Препаратом 2-й линии для долгосрочной терапии является метотрексат, который используют при непереносимости азатиоприна или необходимости ускорить эффект. Его вводят внутрь или внутримышечно в дозе 30 мг/нед. Результат можно получить через 2-4 нед. Побочные явления немногочисленны. К сожалению, как и азатиоприн, он не обеспечивает стойкого эффекта. При отмене возникают обострения. Вспышки более легкие, чем прежде, иногда возникают и на фоне терапии спустя 6 мес. от начала приема.

Циклоспорин может применяться внутрь, внутривенно в дозе 4-6 мг/кг массы тела с хорошим и быстрым эффектом, наступающим уже через 5-7 дней. Действие кратковременно. Его чаще используют для прерывания атаки с последующим переходом на иммунодепрессанты, пригодные для пролонгированного приема.

Нарушение барьерных функций толстой кишки при язвенном колите может быть причиной развития синдрома токсемии.
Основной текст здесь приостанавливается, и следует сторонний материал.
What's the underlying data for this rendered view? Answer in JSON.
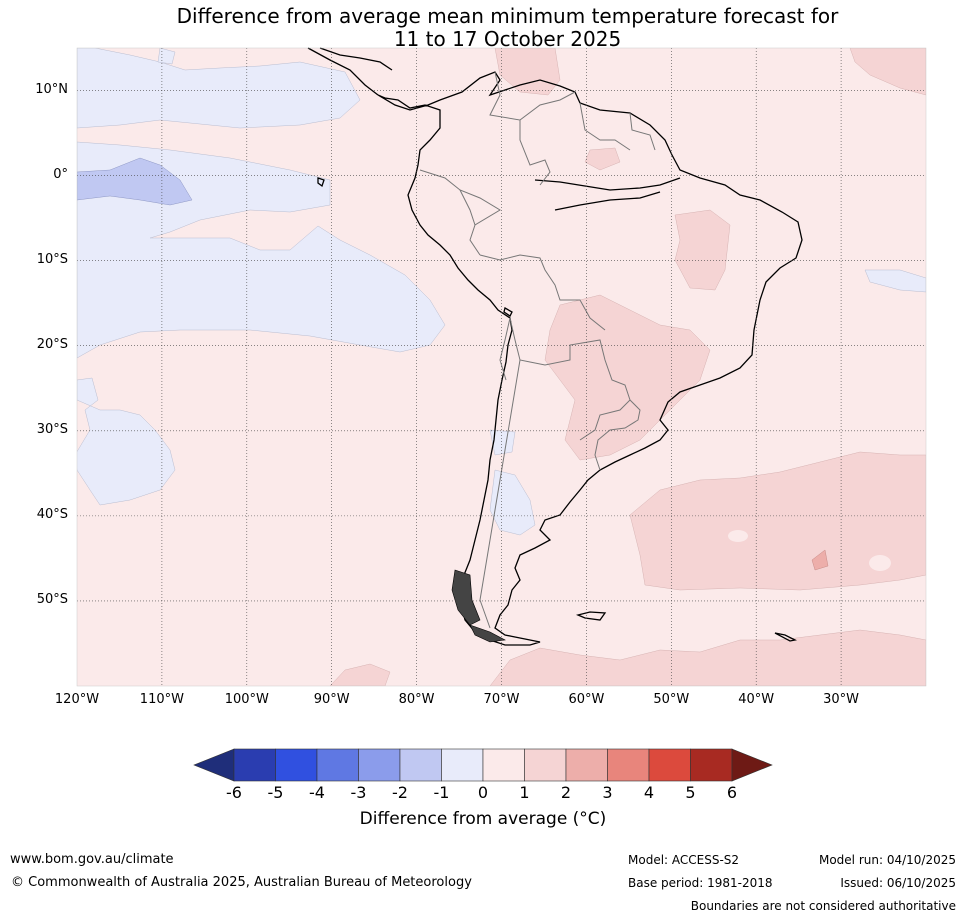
{
  "title_line1": "Difference from average mean minimum temperature forecast for",
  "title_line2": "11 to 17 October 2025",
  "map": {
    "lon_range": [
      -120,
      -20
    ],
    "lat_range": [
      -60,
      15
    ],
    "lat_labels": [
      {
        "lat": 10,
        "label": "10°N"
      },
      {
        "lat": 0,
        "label": "0°"
      },
      {
        "lat": -10,
        "label": "10°S"
      },
      {
        "lat": -20,
        "label": "20°S"
      },
      {
        "lat": -30,
        "label": "30°S"
      },
      {
        "lat": -40,
        "label": "40°S"
      },
      {
        "lat": -50,
        "label": "50°S"
      }
    ],
    "lon_labels": [
      {
        "lon": -120,
        "label": "120°W"
      },
      {
        "lon": -110,
        "label": "110°W"
      },
      {
        "lon": -100,
        "label": "100°W"
      },
      {
        "lon": -90,
        "label": "90°W"
      },
      {
        "lon": -80,
        "label": "80°W"
      },
      {
        "lon": -70,
        "label": "70°W"
      },
      {
        "lon": -60,
        "label": "60°W"
      },
      {
        "lon": -50,
        "label": "50°W"
      },
      {
        "lon": -40,
        "label": "40°W"
      },
      {
        "lon": -30,
        "label": "30°W"
      }
    ]
  },
  "colorbar": {
    "title": "Difference from average (°C)",
    "ticks": [
      "-6",
      "-5",
      "-4",
      "-3",
      "-2",
      "-1",
      "0",
      "1",
      "2",
      "3",
      "4",
      "5",
      "6"
    ],
    "colors": [
      "#1f2e7a",
      "#2a3db0",
      "#3050e0",
      "#5f78e3",
      "#8b9ceb",
      "#c0c8f2",
      "#e8ebfa",
      "#fbeaea",
      "#f5d4d4",
      "#edaeaa",
      "#e8857c",
      "#dc4a3d",
      "#a82a22",
      "#6e1a15"
    ]
  },
  "footer": {
    "website": "www.bom.gov.au/climate",
    "copyright": "© Commonwealth of Australia 2025, Australian Bureau of Meteorology",
    "model": "Model: ACCESS-S2",
    "base_period": "Base period: 1981-2018",
    "model_run": "Model run: 04/10/2025",
    "issued": "Issued: 06/10/2025",
    "disclaimer": "Boundaries are not considered authoritative"
  }
}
Для ее коррекции необходимы назначение соответствующего комплекса, восстановление эубиоза, антибактериальная терапия, гемосорбция, УФО аутокрови.

Вследствие выраженных обменных нарушений и катаболиче-ского действия стероидных гормонов целесообразно парентеральное введение белковых препаратов: сывороточного альбумина, протеина плазмы, незаменимых аминокислот.
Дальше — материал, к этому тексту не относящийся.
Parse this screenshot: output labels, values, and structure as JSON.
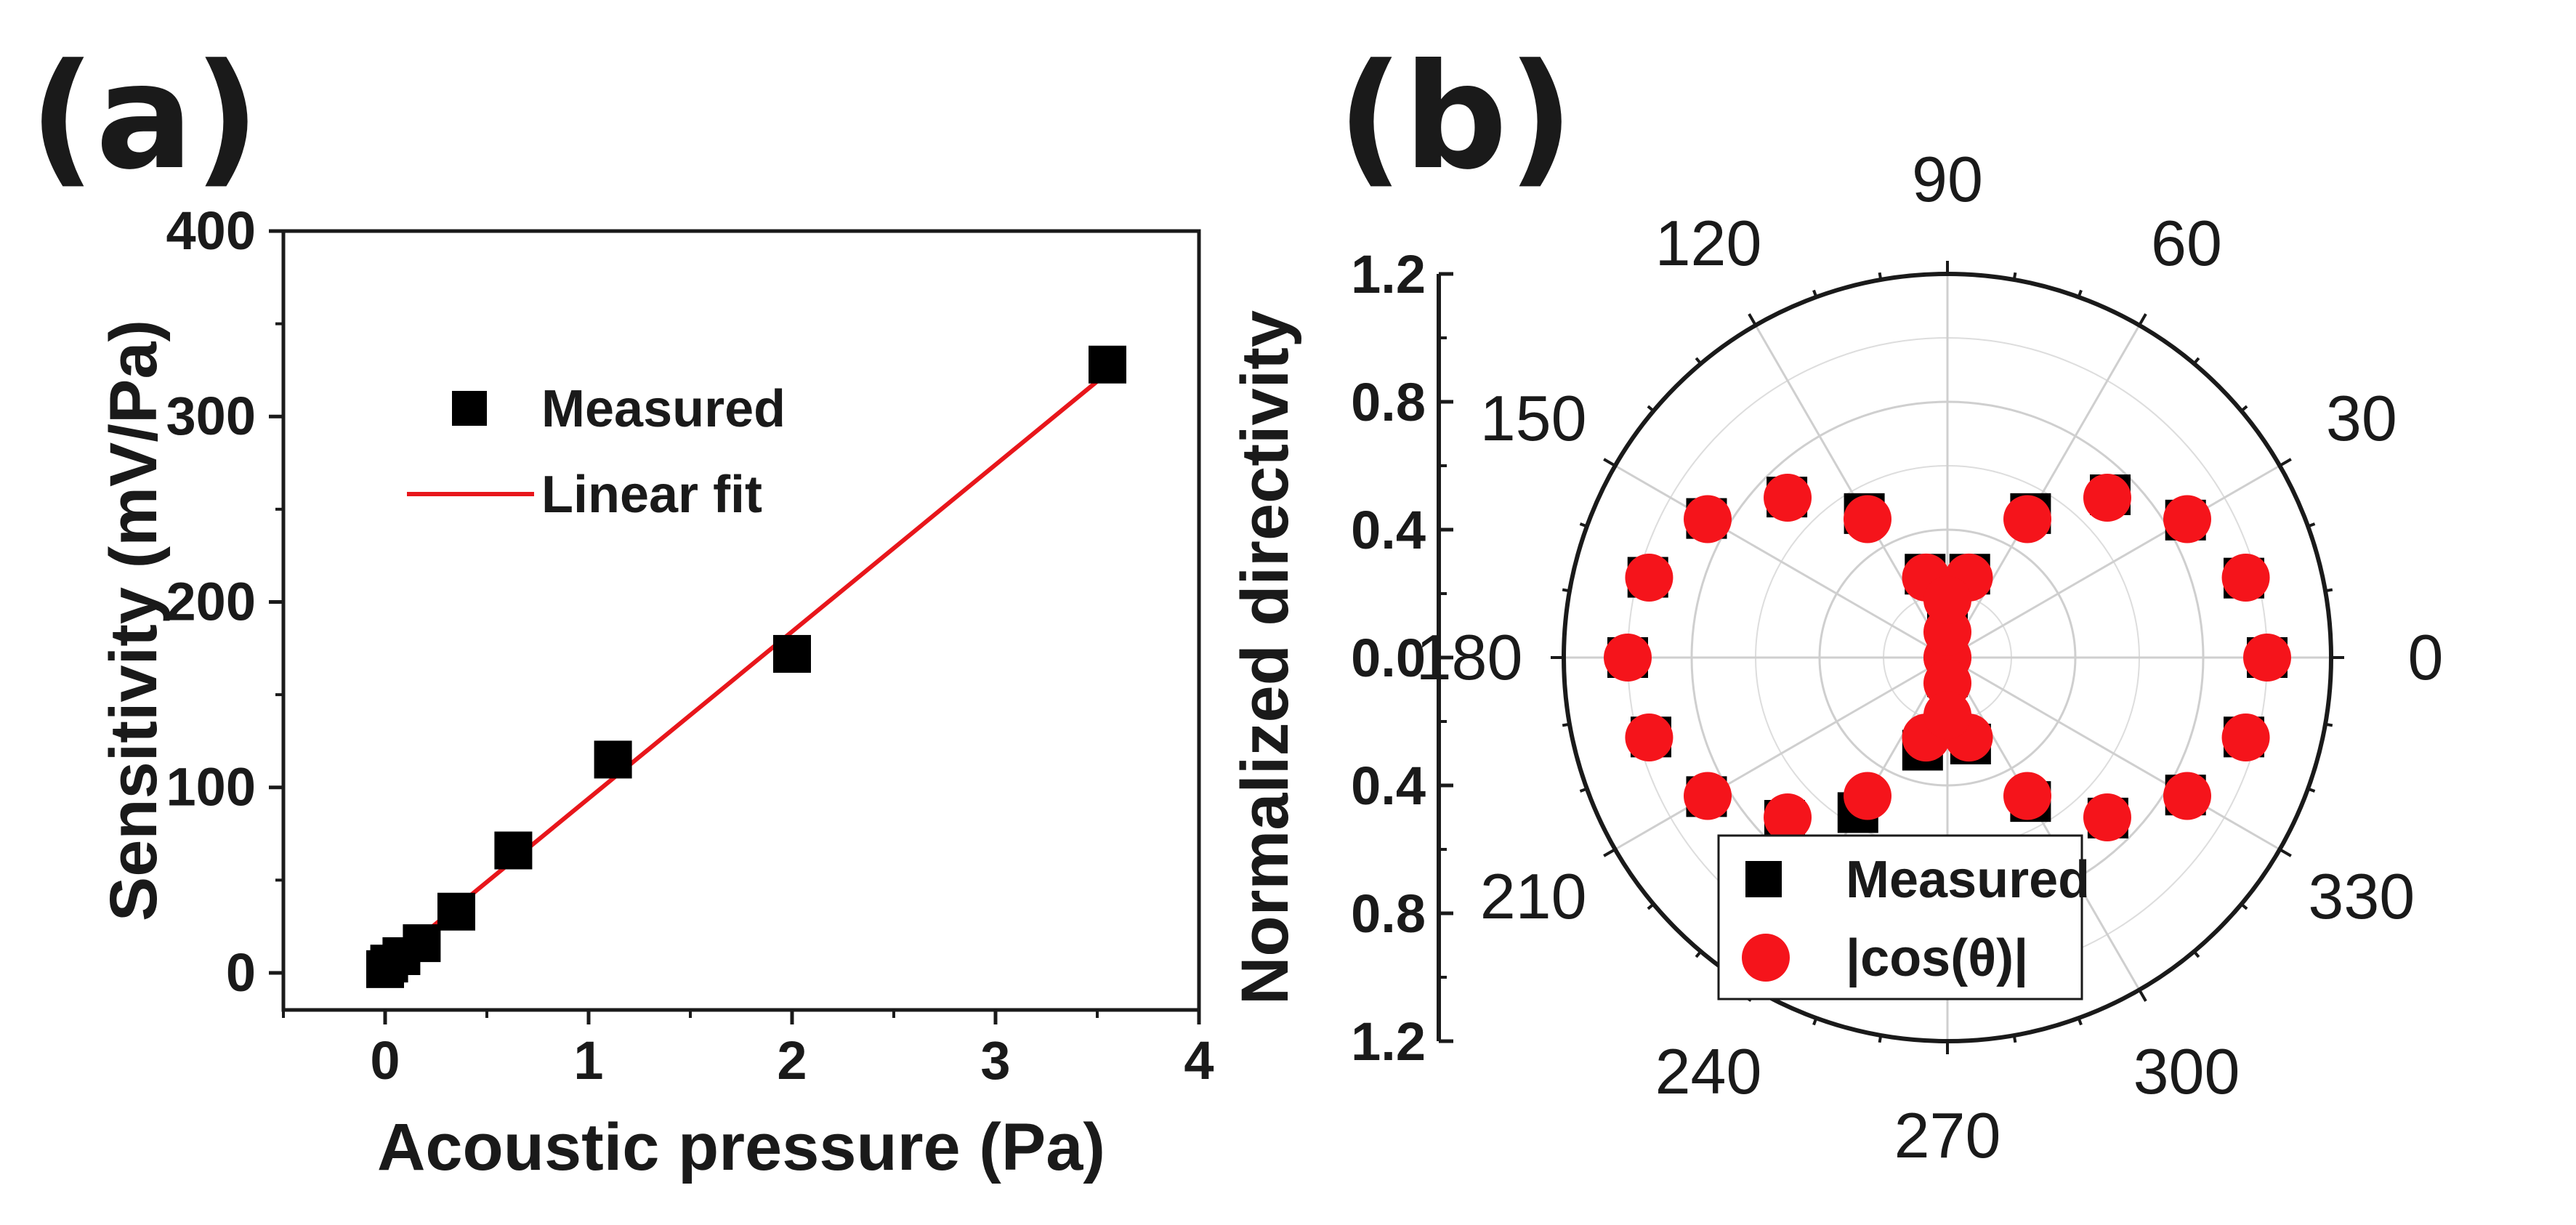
{
  "panel_a_letter": "(a)",
  "panel_b_letter": "(b)",
  "chart_data": [
    {
      "type": "scatter",
      "panel": "a",
      "xlabel": "Acoustic pressure (Pa)",
      "ylabel": "Sensitivity (mV/Pa)",
      "xlim": [
        -0.5,
        4
      ],
      "ylim": [
        -20,
        400
      ],
      "xticks": [
        "0",
        "1",
        "2",
        "3",
        "4"
      ],
      "yticks": [
        "0",
        "100",
        "200",
        "300",
        "400"
      ],
      "series": [
        {
          "name": "Measured",
          "marker": "square",
          "color": "#000000",
          "points": [
            {
              "x": 0.0,
              "y": 2
            },
            {
              "x": 0.02,
              "y": 5
            },
            {
              "x": 0.08,
              "y": 9
            },
            {
              "x": 0.18,
              "y": 16
            },
            {
              "x": 0.35,
              "y": 33
            },
            {
              "x": 0.63,
              "y": 66
            },
            {
              "x": 1.12,
              "y": 115
            },
            {
              "x": 2.0,
              "y": 172
            },
            {
              "x": 3.55,
              "y": 328
            }
          ]
        },
        {
          "name": "Linear fit",
          "marker": "line",
          "color": "#e8161b",
          "points": [
            {
              "x": 0.0,
              "y": 4
            },
            {
              "x": 3.6,
              "y": 328
            }
          ]
        }
      ],
      "legend": {
        "placement": "top-left",
        "measured_label": "Measured",
        "fit_label": "Linear fit"
      }
    },
    {
      "type": "polar-scatter",
      "panel": "b",
      "ylabel": "Normalized directivity",
      "rmax": 1.2,
      "radial_ticks_upper": [
        "1.2",
        "0.8",
        "0.4",
        "0.0"
      ],
      "radial_ticks_lower": [
        "0.4",
        "0.8",
        "1.2"
      ],
      "angle_labels": [
        "0",
        "30",
        "60",
        "90",
        "120",
        "150",
        "180",
        "210",
        "240",
        "270",
        "300",
        "330"
      ],
      "angles_deg": [
        0,
        15,
        30,
        45,
        60,
        75,
        90,
        105,
        120,
        135,
        150,
        165,
        180,
        195,
        210,
        225,
        240,
        255,
        270,
        285,
        300,
        315,
        330,
        345
      ],
      "series": [
        {
          "name": "Measured",
          "marker": "square",
          "color": "#000000",
          "r": [
            1.0,
            0.96,
            0.86,
            0.72,
            0.52,
            0.27,
            0.08,
            0.27,
            0.52,
            0.71,
            0.87,
            0.97,
            1.0,
            0.96,
            0.87,
            0.72,
            0.56,
            0.3,
            0.06,
            0.28,
            0.52,
            0.71,
            0.86,
            0.96
          ]
        },
        {
          "name": "|cos(θ)|",
          "marker": "circle",
          "color": "#f5141b",
          "r": [
            1.0,
            0.966,
            0.866,
            0.707,
            0.5,
            0.259,
            0.0,
            0.259,
            0.5,
            0.707,
            0.866,
            0.966,
            1.0,
            0.966,
            0.866,
            0.707,
            0.5,
            0.259,
            0.0,
            0.259,
            0.5,
            0.707,
            0.866,
            0.966
          ]
        }
      ],
      "legend": {
        "placement": "bottom-center",
        "measured_label": "Measured",
        "cos_label": "|cos(θ)|"
      }
    }
  ]
}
Для улучшения процессов микроциркуляции и транскапиллярного обмена показано введение реополиглкжина, гемодеза (в обычных дозировках).

При анемии (гемоглобин 90 г/л и ниже), являющейся признаком тяжелой атаки язвенного колита, рекомендуется проведение гемотрансфузии по 250 мл одногруппной крови с интервалом в 3- 4 дня. При снижении уровня железа в сыворотке крови необходимо включение в лечебный комплекс препаратов железа.
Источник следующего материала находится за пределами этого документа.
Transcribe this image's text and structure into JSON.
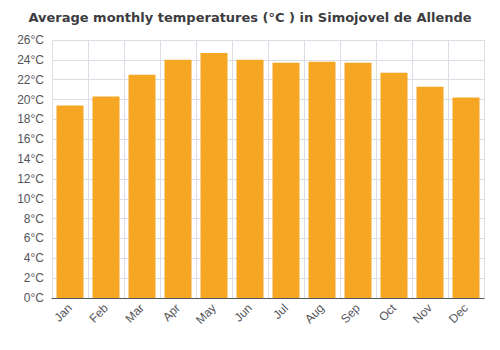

С учетом иммунологических нарушений при язвенном колите в терапии заболевания используются иммуномодуляторы, левамизол, тималин и др. Однако роль их до конца неясна, терапевтический эффект от их применения кратковременный, поэтому активность этих препаратов как базисных средств сомнительна.

Назначаются витамины групп В, С, A, D, К, которые также способствуют восстановлению эубиоза в кишечнике.

В лечебный комплекс включают психотропные средства в обычных дозировках, ориентируясь на индивидуальную переносимость.

Обострение язвенного колита в отдельных случаях сопровождается синдромом раздраженного кишечника, чаще всего проявляющегося запором. В этом случае оправдано назначение пшеничных отрубей или патентованных препаратов, содержащих балластные вещества (мукофальк и др.), которые способствуют нормализации стула и одновременно являются энтеросорбентами.

Стационарное лечение заканчивается при достижении клинико-эндоскопической ремиссии, после чего больной подлежит диспансерному наблюдению в поликлинике у врача-терапевта, гастроэнтеролога или проктолога.